I forgive myself that I have accepted and allowed myself to believe the lie that the school system tells who is valid and who is not through the grades that one gets in it.

I forgive myself that I have accepted and allowed myself to believe that the school system and exams are a valid way for me to determine if I am worth it and capable of studying effectively or not.

I forgive myself that I have accepted and allowed myself to fear to 'find out' that I am not 'worth it' not 'capable of studying' and 'worthless' if it happens that I put my effort in studying and then don't get good grades.

I forgive myself that I have accepted and allowed myself to see the school system as valid in assessiong self-worth and human capability.

I forgive myself that I have accepted and allowed myself to trust the school and education system of telling me who I am and what I am capable of doing through its evaluation system.

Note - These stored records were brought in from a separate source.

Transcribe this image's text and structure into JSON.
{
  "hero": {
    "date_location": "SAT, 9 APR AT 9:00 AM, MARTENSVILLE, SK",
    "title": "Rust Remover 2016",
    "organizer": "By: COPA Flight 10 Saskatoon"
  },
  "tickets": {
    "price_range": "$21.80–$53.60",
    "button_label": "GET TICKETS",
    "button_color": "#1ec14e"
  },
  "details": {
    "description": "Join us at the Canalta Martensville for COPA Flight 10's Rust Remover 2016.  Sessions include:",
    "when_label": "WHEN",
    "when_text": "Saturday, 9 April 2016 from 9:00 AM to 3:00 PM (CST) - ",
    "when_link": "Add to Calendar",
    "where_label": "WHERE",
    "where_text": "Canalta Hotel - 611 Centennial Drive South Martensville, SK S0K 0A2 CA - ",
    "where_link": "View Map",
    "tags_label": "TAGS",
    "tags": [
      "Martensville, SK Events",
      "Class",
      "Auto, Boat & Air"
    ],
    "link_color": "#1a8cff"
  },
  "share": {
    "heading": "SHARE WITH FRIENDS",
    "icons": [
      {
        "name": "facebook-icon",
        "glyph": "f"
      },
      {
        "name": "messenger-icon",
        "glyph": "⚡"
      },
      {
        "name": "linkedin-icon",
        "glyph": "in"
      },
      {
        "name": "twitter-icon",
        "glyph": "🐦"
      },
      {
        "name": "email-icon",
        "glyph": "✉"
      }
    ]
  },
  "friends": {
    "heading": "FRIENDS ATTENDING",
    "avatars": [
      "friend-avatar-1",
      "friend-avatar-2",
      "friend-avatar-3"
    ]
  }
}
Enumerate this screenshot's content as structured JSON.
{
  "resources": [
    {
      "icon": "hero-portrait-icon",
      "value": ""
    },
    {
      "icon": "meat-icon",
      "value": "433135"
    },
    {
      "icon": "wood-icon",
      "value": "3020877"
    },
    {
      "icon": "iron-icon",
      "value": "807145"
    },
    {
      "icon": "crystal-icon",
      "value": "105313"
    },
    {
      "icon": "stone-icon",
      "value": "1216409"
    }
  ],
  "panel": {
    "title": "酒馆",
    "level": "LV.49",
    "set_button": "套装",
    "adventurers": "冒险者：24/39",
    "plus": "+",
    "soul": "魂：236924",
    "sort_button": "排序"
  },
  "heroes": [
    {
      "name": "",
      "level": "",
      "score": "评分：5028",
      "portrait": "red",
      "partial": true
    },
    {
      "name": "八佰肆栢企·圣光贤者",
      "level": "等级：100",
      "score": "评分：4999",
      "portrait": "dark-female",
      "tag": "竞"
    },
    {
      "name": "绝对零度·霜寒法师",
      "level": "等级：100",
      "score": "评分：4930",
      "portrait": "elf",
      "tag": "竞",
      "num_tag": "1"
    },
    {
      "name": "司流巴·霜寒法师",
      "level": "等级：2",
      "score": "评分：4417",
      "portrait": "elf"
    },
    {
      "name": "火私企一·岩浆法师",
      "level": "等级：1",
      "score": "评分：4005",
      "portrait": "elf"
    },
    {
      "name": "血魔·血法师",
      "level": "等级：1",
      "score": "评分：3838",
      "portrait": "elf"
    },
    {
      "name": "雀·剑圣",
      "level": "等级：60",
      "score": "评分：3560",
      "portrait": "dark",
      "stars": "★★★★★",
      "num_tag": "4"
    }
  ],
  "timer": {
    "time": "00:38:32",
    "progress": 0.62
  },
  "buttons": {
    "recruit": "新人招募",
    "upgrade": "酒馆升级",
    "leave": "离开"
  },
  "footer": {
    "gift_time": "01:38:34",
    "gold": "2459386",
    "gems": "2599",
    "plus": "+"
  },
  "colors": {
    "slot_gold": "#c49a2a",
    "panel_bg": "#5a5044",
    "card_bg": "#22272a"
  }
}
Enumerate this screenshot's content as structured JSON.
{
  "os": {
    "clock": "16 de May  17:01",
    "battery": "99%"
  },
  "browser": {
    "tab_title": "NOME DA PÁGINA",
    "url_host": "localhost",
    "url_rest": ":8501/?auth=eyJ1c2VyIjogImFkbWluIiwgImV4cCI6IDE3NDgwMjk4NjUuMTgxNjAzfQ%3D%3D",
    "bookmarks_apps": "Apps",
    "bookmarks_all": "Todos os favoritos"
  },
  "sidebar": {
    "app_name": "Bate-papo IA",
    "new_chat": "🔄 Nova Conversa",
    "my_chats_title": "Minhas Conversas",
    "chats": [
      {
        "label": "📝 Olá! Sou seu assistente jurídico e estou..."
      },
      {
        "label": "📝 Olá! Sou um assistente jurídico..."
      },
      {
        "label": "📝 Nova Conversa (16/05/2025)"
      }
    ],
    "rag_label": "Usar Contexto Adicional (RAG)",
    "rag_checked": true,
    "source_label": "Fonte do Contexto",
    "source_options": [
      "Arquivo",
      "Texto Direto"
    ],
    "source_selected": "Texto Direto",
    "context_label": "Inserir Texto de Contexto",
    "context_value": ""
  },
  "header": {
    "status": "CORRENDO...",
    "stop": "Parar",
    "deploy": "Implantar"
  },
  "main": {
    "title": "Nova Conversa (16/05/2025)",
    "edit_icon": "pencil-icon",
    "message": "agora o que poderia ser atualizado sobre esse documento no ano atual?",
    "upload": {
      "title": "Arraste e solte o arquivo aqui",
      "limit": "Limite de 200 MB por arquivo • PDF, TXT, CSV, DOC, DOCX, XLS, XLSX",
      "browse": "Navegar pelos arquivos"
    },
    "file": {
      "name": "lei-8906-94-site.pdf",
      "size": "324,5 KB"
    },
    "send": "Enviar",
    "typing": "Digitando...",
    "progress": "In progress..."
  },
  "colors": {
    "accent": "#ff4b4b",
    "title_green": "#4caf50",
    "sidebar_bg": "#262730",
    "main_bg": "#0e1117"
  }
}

I forgive myself that I have accepted and allowed myself to believe that tests and exams as they exist in the education system currently are in any way valid and capable of assessing self-value.

I forgive myself that I have accepted and allowed myself to fear to find out through participating in exams within the education system = that I am not capable of making it and 'limited' and 'not able to do more'- not good enough  - If I study for an exam adequately and then get bad grades.

Whenever I see that I am taking my participation within the education system personally, I stop and I breathe. I realize that the basis for the education system is not to support growth and expansion of individuals so that they may reach their utmost potential, it is to see and select the compliant and obedient individuals through imposing mindless repetitive uninteresting tasks to do and see who can get the most of it 'in' and 'parrot it out' at exams. I realize that if it happens that I study for an exam and then fail it, it doesn't mean that I am inferior, not good enough or incapable of studying, it simply means that I have to perfect the skills required to pass the exam.

Whenever I see that I resist studying for an exam, I stop and I breathe. I see/realize/understand that the exam results are not an inticative of my limitation other than my current hability to memorize and study in the format that it requires to pass the exam . I see that that getting low grades are not an indicative that I am doomed or unable to study.

I commit myself to study even at the risk of getting bad grades, within the realization that if it were to happen I would not have to take it personally because an exam does not determine who I am.